Lot cop unleashed: Walmart’s testing a security robot in its parking lots. It has wheels, cameras and apparently a dude behind the mic, whispering “Yo, what you say?” to shoppers. Is it surveillance? Art? Cyberpunk cosplay? Either way, the vibes are dystopian. Next up: R2-D2 with a gun.
The pirate said, “Can I buy an I?”: Jeopardy! and Wheel of Fortune are hitting streaming for the first time, just one day after episodes air. Hulu and Peacock snagged multiyear deals for new and old episodes. Sony and CBS are still in a legal slap fight about it, but the real winner here is your Roku.
🪥 No floss can fix stupid: A top U.S. dental marketing firm accidentally exposed 8.8 million appointment records and 2.7 million patient profiles online: names, emails, birth dates, billing info, all just sitting in the open. Hackers didn’t even have to lift a finger. Be sure to keep an eye on your Explanation of Benefit records.
🧑💻 Online shopping scam: A dad thought he scored a 20TB hard drive for $51 (these are normally around $300) from a flaky site called “Chicntech.” Spoiler: It didn’t work. His son cracked it open and found glued-in metal weights and a chip faking the storage size.

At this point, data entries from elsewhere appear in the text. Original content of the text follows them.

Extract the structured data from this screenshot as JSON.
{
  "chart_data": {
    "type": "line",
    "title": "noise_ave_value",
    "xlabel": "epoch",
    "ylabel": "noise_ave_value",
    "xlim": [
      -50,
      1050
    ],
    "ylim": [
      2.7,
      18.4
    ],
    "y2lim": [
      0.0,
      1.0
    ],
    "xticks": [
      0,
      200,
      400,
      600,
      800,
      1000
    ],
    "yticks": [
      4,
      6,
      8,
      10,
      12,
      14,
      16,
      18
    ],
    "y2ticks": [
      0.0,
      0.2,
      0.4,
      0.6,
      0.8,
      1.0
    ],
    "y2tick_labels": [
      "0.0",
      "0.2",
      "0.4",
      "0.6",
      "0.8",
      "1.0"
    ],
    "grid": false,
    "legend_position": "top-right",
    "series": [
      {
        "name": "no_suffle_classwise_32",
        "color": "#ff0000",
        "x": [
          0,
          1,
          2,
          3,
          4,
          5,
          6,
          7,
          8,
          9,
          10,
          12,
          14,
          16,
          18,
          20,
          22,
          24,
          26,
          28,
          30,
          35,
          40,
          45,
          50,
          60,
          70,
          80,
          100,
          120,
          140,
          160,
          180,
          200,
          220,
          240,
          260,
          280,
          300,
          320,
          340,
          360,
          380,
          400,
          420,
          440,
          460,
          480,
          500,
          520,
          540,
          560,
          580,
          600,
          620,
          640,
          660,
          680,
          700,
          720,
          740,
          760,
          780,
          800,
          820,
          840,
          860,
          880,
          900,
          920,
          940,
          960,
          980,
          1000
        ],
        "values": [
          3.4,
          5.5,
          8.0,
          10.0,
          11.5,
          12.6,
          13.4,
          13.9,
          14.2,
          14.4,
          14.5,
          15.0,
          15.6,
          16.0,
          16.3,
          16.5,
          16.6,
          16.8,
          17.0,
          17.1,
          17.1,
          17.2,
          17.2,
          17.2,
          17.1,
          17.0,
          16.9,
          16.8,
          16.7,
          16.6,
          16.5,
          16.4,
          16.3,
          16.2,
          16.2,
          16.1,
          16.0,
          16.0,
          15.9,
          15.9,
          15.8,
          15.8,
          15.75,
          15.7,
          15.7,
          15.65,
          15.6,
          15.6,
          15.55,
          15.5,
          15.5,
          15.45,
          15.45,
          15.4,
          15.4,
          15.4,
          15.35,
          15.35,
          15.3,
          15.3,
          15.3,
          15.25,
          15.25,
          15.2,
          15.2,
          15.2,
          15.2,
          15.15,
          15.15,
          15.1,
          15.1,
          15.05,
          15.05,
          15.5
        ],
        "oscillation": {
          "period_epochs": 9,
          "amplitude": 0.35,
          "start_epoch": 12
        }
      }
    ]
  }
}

👁️ Laser eyes, activated: Chinese scientists made a laser that reads text ⅛ of an inch from 0.85 miles away. Originally for studying stars, it now works on your grocery list from the next neighborhood over. Add shape-recognition AI, and yes, it’s totally spying tech. Meanwhile, you’re looking for your glasses when they’re on your head.
🍪 93.7 billion cookies for sale: And nope, not the Girl Scouts kind. Hackers are selling browser cookies on the dark web, so they can access your accounts with no login needed. How’d they get them? Infostealer malware from shady downloads. Be careful what you click.
Microsoft alert: Starting in June, you won’t be able to save new passwords in their Authenticator app. By July, it’ll stop autofilling passwords and delete saved payment info. Come August, all stored passwords will be wiped. Why? Microsoft’s moving password management to the Edge browser. I’m still not making the switch.
Too good to be true: Hackers are tricking people into downloading “premium AI tools” that are actually malware. Some freeze your PC. Others steal logins. One claims it’s helping humanitarian causes. Classic hacker gaslight. If an AI app offers unicorn features for free, it’s probably there to eat your bank account.